The Vice Chancellor characterized the instant case as “a Cox Communications settlement,” where a special committee engages in simultaneous “two-track negotiations” with both the controlling stockholder, with respect to the transaction, and plaintiffs’ counsel, with respect to the litigation. See In re Cox Communications, Inc. Shareholders Litigation, 897 A.2d 604 (Del. Ch. 2005). Noting that the “problematic dynamics” of a Cox Communications settlement are amplified when the settlement resolves not only transactional claims but also pending derivative actions, the Court nonetheless found on an expanded record that the Special Committee used the Derivative Action to increase the merger consideration offered by Enterprise to Teppco unitholders.
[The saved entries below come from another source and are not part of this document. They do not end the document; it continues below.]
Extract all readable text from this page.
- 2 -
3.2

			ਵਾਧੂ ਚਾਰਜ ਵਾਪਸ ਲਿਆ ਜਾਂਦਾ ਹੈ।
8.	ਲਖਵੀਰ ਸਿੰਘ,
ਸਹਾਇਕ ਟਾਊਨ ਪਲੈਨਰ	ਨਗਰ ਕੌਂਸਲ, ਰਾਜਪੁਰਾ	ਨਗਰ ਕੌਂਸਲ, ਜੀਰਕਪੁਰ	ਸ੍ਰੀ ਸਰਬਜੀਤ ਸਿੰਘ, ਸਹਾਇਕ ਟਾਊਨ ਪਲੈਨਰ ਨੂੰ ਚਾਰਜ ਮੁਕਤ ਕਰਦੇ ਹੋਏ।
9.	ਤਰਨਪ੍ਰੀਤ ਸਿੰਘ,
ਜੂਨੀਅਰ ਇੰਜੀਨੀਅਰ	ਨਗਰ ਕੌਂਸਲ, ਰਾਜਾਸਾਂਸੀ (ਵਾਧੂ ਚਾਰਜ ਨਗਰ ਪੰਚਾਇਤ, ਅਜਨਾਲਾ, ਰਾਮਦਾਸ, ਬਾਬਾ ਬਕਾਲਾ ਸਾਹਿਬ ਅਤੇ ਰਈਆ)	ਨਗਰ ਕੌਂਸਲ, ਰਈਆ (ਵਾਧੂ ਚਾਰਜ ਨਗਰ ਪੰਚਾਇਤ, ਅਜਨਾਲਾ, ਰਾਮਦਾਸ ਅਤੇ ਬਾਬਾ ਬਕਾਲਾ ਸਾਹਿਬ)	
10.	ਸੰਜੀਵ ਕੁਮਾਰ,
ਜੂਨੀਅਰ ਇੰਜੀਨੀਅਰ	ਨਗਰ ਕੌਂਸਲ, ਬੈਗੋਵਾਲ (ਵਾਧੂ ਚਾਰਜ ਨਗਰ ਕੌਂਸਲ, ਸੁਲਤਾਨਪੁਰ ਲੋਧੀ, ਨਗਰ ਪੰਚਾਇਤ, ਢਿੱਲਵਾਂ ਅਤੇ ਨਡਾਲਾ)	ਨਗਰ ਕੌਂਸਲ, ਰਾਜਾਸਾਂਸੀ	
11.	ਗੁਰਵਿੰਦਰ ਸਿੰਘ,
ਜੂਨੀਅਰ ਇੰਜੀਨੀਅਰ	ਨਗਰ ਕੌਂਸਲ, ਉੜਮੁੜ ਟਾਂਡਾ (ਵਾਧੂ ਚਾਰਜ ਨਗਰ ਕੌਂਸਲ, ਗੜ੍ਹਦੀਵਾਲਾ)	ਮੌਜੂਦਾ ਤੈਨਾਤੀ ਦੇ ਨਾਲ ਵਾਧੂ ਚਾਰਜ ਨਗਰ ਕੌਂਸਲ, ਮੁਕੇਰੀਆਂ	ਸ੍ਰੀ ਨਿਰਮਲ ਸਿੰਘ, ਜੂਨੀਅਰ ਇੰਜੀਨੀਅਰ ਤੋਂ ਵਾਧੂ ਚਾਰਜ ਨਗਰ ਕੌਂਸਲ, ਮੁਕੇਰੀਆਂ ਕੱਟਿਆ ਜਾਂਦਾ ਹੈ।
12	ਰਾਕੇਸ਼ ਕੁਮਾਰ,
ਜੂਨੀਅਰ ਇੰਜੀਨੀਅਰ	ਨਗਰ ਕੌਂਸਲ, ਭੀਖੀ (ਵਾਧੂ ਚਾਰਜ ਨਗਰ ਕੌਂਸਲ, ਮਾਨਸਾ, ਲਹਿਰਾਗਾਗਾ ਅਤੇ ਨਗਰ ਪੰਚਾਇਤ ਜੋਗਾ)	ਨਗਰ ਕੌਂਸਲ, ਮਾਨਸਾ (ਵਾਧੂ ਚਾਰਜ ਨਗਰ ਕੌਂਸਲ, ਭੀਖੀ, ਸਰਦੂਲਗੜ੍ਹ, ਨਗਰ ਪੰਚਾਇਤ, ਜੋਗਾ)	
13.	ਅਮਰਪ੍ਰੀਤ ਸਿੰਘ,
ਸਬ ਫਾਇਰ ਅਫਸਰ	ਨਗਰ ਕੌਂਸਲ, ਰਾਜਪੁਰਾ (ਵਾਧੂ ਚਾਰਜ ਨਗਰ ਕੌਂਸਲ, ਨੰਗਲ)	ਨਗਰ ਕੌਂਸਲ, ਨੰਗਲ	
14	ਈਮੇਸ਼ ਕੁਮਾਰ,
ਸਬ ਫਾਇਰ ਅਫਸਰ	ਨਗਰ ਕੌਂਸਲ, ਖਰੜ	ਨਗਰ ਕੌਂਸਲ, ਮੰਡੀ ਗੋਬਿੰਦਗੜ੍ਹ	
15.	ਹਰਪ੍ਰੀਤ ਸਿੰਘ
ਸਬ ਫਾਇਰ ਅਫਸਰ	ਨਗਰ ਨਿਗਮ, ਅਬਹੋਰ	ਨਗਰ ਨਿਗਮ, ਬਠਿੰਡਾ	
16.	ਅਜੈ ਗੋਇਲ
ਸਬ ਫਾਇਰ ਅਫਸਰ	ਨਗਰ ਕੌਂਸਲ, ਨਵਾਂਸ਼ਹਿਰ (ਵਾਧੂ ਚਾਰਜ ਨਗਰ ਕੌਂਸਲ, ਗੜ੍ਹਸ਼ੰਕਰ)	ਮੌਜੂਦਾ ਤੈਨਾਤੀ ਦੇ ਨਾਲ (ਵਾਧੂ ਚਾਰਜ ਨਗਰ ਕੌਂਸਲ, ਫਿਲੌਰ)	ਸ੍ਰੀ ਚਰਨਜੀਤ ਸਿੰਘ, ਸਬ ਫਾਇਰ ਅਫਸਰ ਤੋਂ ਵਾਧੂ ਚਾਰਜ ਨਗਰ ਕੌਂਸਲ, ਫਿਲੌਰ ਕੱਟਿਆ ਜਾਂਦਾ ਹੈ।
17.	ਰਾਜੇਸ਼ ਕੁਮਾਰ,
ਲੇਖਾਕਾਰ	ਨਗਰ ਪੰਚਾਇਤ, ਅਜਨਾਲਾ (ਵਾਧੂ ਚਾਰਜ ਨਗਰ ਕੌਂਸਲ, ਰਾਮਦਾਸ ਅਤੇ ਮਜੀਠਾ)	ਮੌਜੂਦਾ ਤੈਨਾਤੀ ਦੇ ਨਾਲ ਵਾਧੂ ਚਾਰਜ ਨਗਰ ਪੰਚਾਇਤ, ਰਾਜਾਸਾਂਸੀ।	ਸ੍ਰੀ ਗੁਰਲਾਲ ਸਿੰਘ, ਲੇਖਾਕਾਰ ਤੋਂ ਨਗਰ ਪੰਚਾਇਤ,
While defendants agreed not to oppose the award of $17.5 million in fees and $1.5 million in expenses requested by plaintiffs’ counsel, the Vice Chancellor, utilizing factors articulated in Sugarland Industries, Inc. v. Thomas, awarded an all-in sum to plaintiffs’ counsel of $10 million, which represented approximately 10% of the benefits conferred to Teppco unitholders by the Derivative Action.
The Vice Chancellor also discussed the process employed by the Special Committee in valuing the Derivative Action, noting with approval that the Special Committee: (i) spent considerable time assessing the merits of the Derivative Action with its legal advisors; (ii) incorporated expert opinions regarding the potential value of the Derivative Action into a counteroffer made by Teppco to Enterprise; and (iii) secured a fulsome litigation decision-tree valuation analysis of the Derivative Action from Houlihan Lokey that both the Special Committee and Delaware counsel scrutinized carefully before deciding upon a likely range of damages. Based on the supplemental record provided by the Special Committee, the Court determined for purposes of approving the settlement that the Special Committee used the Derivative Action as an effective negotiation tool to increase the merger consideration. As a result, the Court approved the settlement as fair and reasonable.